Eighty-six percent of respondents foresee their banks’ commercial real estate lending volumes either remaining level or rising for the rest of the year. The percentage is similar to the results of the first-half survey, though a larger percentage of respondents in this latest survey anticipated rising loan volumes. Similarly, 34% of bankers surveyed expressed bullishness about the sector, up from 27% at the beginning of 2003.

The higher volumes will occur despite tightening underwriting standards. About 55% of survey respondents indicated that their institution’s underwriting standards tightened to some extent during the first half of the year. “While their lending spigots are open, banks are illustrating discipline about the new loans they’ll book,” says Bridger SVP Peter Grabell. “In both of our 2003 surveys, 70% of the bankers indicated their banks are selectively building their loan portfolios, which is favorable for borrowers. It suggests that commercial real estate is performing relatively well, and that bankers want to provide debt capital.”

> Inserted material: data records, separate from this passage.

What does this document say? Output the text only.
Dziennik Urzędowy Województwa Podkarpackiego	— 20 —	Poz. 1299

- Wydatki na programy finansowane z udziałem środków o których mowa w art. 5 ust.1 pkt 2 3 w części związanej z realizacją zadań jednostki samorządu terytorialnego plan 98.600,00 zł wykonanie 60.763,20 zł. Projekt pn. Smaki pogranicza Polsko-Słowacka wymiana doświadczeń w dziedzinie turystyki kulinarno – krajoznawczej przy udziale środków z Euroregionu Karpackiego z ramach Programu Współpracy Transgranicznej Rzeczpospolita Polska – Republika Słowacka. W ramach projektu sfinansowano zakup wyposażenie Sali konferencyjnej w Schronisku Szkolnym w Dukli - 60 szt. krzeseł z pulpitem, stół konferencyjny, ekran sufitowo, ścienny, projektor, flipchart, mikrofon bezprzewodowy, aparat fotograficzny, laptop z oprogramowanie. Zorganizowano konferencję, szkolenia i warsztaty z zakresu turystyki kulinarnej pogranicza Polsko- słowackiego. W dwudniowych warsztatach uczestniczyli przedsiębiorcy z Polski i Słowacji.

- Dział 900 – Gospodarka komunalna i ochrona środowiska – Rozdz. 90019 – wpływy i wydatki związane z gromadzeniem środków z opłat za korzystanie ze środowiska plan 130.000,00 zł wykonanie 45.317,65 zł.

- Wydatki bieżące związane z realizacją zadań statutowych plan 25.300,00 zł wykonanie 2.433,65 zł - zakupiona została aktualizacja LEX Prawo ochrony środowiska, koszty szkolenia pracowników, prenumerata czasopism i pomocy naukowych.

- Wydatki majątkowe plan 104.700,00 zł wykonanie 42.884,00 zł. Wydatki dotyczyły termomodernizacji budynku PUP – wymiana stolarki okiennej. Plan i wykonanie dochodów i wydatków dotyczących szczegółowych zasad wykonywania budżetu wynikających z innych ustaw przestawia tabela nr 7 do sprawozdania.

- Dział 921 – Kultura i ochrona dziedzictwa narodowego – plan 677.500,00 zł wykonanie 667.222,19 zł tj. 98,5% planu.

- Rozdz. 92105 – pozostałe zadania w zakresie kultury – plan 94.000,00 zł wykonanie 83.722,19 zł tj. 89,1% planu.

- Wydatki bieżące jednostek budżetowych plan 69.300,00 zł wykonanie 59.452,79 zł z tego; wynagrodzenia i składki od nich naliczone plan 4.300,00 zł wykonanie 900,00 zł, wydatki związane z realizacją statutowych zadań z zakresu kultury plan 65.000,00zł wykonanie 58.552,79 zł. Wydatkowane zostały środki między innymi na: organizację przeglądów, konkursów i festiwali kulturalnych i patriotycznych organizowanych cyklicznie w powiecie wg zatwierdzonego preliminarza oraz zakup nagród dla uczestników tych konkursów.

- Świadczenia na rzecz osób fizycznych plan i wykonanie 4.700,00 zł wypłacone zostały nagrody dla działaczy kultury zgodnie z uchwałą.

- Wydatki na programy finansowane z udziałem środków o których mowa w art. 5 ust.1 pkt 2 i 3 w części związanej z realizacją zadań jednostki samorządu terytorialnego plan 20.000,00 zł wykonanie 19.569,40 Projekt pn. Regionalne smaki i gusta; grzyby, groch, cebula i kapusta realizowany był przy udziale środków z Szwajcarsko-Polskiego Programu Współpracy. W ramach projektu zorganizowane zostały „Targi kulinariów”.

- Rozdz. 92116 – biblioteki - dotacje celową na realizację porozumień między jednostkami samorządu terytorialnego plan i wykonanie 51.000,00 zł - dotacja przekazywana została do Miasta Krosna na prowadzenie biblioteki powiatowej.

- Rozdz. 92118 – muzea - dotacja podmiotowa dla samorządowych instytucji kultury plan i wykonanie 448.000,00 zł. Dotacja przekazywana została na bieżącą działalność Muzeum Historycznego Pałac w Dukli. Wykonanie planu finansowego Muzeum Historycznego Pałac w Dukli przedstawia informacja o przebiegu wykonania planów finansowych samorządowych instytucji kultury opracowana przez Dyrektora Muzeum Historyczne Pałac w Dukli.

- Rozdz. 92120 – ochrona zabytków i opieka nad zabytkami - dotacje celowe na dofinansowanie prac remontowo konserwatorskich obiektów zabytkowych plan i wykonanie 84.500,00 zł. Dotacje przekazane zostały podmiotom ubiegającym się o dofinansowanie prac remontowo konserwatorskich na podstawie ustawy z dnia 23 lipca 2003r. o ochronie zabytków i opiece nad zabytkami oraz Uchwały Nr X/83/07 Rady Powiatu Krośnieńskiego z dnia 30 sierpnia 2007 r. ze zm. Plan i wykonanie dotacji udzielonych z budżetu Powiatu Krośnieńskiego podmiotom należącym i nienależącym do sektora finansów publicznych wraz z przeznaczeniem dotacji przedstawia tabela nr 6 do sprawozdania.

As for bad debt, 88% of those surveyed reported delinquency levels below 1%. Survey respondents cited multifamily (84%), retail (77%) and warehouse/industrial (70%) as the strongest performing property types, distantly followed by office (41%) and lodging (16%).

“We were somewhat surprised by the relative strength bankers saw in retail and the continued weakness in the lodging sector,” adds Grabell. “We expected adverse tenant credit issues to have more of an impact on retail than has evidently been the case. But perhaps the strong sales figures that most retailers reported in July suggest that economic recovery is finally at hand.”

Grabell says his firm also expected that hospitality properties might show signs of improvement since new construction has been so limited for the past two years. “But the bankers are indicating that concerns about the sector nonetheless remain,” he says. “The weakness reported in the office sector validates the secondary market’s outlook, where the ability to underwrite loans on office buildings has been negatively impacted by higher vacancy rates and declining rents.”